I’m surprised you weren’t the first in line to buy it.
50 Shades of Rush … makes me quiver ….
This book by this guy brings to mind two words: child abuse.
And turd ball.
Okay, five words. All well chosen.
*claps excitedly* Now do “Killing Lincoln” or some other crap by O’Reilly!!
I think I’ll review his book on falafel.
Is that an Oxycontin bottle in Rush Revere’s hand, or is it a something Rush uses to threaten his horse into carrying him?
This is just too funny! Wait! You didn’t make room for Ted Cruz? Oops, you can’t. He’s Canadian so he wouldn’t be in these scenes anyway. Then maybe Santorum then. And Palin can be a hacienda madam or something.
I think you need to write some Rush Revere fan fiction.
You may (or may not) be happy to know that it is a big world outside America and some of us who live in it read your blog – and love it – havn’t got a fri**king clue as to who Rush Limbauch is.

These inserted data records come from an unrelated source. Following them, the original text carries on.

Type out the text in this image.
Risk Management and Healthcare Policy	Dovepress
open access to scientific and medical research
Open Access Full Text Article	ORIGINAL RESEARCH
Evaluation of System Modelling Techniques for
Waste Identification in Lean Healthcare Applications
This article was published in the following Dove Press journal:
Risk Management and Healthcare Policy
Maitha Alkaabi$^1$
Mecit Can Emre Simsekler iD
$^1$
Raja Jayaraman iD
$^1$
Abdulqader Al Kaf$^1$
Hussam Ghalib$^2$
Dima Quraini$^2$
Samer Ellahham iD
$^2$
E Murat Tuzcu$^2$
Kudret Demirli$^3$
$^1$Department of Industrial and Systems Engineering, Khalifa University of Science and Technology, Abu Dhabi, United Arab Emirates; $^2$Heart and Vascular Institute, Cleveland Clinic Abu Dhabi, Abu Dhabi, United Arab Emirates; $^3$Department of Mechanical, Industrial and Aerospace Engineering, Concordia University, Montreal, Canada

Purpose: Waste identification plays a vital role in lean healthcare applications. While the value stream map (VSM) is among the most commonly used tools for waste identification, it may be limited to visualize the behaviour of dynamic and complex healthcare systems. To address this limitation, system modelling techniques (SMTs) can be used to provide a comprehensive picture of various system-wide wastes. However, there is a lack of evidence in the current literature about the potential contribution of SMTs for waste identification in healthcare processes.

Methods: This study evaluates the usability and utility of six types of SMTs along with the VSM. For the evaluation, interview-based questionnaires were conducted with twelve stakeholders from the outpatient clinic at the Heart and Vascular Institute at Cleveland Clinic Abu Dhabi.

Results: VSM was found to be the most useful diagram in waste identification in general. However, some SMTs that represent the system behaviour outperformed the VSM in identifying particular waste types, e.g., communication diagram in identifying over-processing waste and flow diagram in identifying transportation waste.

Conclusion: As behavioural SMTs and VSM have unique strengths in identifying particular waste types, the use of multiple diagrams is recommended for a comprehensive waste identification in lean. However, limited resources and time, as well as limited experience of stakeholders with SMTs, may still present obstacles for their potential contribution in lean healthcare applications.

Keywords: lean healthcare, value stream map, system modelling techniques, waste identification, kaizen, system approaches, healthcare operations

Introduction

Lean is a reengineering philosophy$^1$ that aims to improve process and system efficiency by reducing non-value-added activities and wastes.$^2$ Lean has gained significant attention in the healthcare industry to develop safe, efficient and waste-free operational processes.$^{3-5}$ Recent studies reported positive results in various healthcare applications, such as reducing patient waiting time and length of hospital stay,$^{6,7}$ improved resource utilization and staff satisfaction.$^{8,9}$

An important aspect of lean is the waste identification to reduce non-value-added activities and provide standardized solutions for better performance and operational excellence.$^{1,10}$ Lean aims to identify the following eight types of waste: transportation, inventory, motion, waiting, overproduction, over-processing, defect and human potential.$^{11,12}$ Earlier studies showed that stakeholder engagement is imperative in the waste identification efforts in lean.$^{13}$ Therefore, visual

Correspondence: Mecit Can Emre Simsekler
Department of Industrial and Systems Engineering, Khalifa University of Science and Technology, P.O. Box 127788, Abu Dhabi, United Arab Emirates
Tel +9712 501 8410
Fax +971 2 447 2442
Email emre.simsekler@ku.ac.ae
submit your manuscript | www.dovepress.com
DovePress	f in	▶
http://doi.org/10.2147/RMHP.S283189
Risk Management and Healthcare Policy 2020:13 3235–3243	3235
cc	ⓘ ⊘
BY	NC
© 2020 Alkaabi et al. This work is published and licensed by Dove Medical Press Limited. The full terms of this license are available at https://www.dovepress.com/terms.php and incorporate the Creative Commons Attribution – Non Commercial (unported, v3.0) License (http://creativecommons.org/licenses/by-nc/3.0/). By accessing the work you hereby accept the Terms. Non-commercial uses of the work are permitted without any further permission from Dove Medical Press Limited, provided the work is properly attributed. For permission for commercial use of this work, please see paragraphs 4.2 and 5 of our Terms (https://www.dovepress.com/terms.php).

Paul Revere rings a bell – well wasn’t he the chappie who rode through the night telling everyone the British were Coming etc? Anyway Rush Thingamebob is obviously a clown, people who buy his books are doolally, and even though I may be an ignorant foreigner I can’t believe anyone in the USA takes him seriously. Correct me if I’m wrong.
Unfortunately you are wrong. Very wrong. His followers call themselves “Dittoheads”
You know, I wouldn’t mind reading about Betsy Ross if she was high on oxycontin like Rush. Imagine how psychedelic our flag would be.